I'm not exactly sure about your second point, that they need to agree. Lesquels/Lesquelles is (in a way) the object, while ils/elles is the subject. Lesquelles aiment-ils could mean Which (women/other feminine noun) do they (the men) love? and accordingly Lesquels aiment-elles: Which (men/other masculine noun) do they (the women) love. It's totally correct!


does the gender of the 'which' have to agree with 'elles/ils'? In other words, is one of the following wrong:

Lesquelles aiment-elles? Lesquels aiment-elles?


"Ils/Elles" = subject "Lesquels/Lesquelles" = object Each one has its own gender - one for who loves and the other one for what is loved. Therefore, both constructions you made can be correct, if you're asking whether a group of girls likes watches ("montres", feminine plural) or hats ("chapeaux", masculine plural), for example.


is there a way to AURALLY distinguish between aime-elle and aiment-elles?

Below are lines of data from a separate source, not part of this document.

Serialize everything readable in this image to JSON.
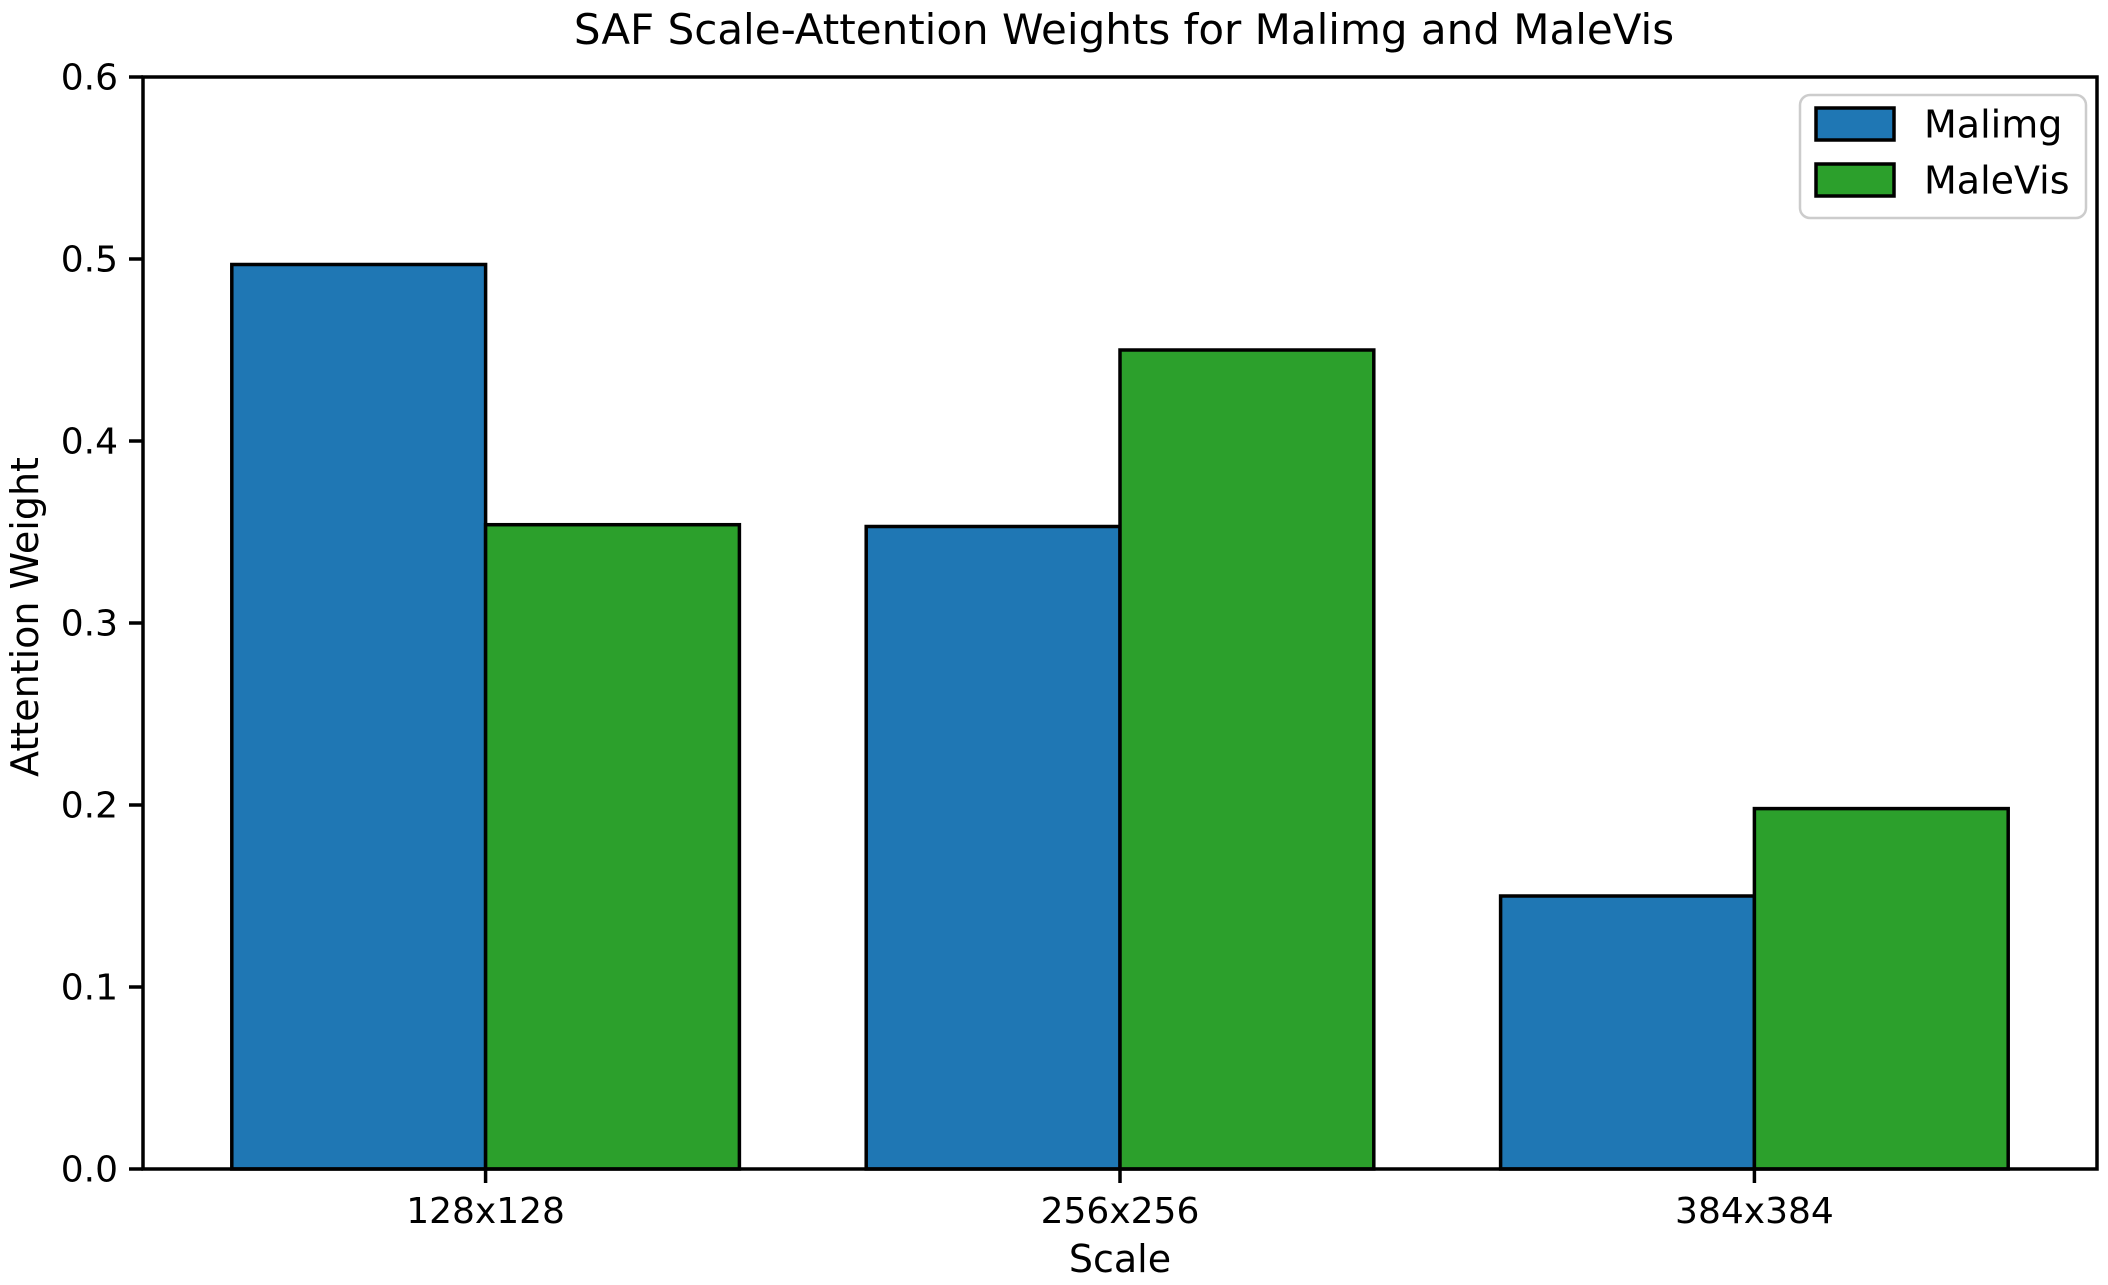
{
  "chart_data": {
    "type": "bar",
    "title": "SAF Scale-Attention Weights for Malimg and MaleVis",
    "xlabel": "Scale",
    "ylabel": "Attention Weight",
    "categories": [
      "128x128",
      "256x256",
      "384x384"
    ],
    "series": [
      {
        "name": "Malimg",
        "color": "#1f77b4",
        "values": [
          0.497,
          0.353,
          0.15
        ]
      },
      {
        "name": "MaleVis",
        "color": "#2ca02c",
        "values": [
          0.354,
          0.45,
          0.198
        ]
      }
    ],
    "ylim": [
      0.0,
      0.6
    ],
    "yticks": [
      0.0,
      0.1,
      0.2,
      0.3,
      0.4,
      0.5,
      0.6
    ],
    "ytick_labels": [
      "0.0",
      "0.1",
      "0.2",
      "0.3",
      "0.4",
      "0.5",
      "0.6"
    ],
    "grid": false,
    "legend_position": "upper right",
    "legend_entries": [
      "Malimg",
      "MaleVis"
    ],
    "bar_edge_color": "#000000",
    "axis_color": "#000000",
    "background_color": "#ffffff"
  }
}
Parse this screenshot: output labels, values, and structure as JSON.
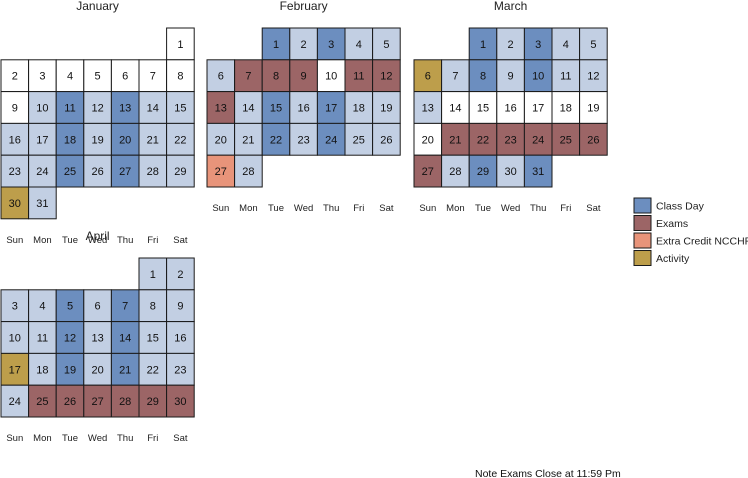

oh, got it- the t sounds out loud


Actually, the inversion for the third-person singular receives a "-t-" if the verb doesn't have one, making it "aime-t-elle" and "aiment-elles" the same in sound - there is no way to distinguish between them.


Do the words always have to be inverted as "aiment-elles" or "aiment-ils" in this case? Or could it also be "Lesquelles ils aiment"?


The inversion is a formal construction, just adding a question mark at the end of the phrase (and a rising sound in the speech) may be enough.


I wrote "Aiment-ils lesquels?" (They love which ones?) Does anyone know whether that's incorrect or is it just not the preferred construction?


Another option: lesquelles est-ce qu'elles aiment?


I'm just wondering if there is a way to know whether to use quels or lesquels. I'm not even sure if "quels" is a French word, or if I'm just screwing it up. ^^


can anyone help me? what's the difference between lesquels, lesquelles, que, quelles?


Lesquels = Which ones (masculine and plural) Lesquelles = Which ones (feminine and plural) *Quel = Which (masculine and singular) Quelles = Which (feminine and plural)

Note this: -el is a simple masculine termination. -elle is feminine. When you add an -s, it becomes plural.


What about "Lesquels est-ce qu'elles aiment?"


I guess it also works, as "est-ce que" plus the subject and the verb also makes up for a question form.


I read comments below. And I'm still having trouble with "Lesquels aiment-elles?" How can the masc. plural "Lesquels" speak properly to the fem. plural "elles" pronoun??


The hyphen in the question means the subject is coming after an verb, which always happens in English but, in French, is indicated by that sign. That way, "lesquels" is pointing to an object (which ones?), "aiment" is the verb and "elles" is the subject. The object is masculine plural and the subject is feminine plural - that's not a problem as those are different elements in the phrase.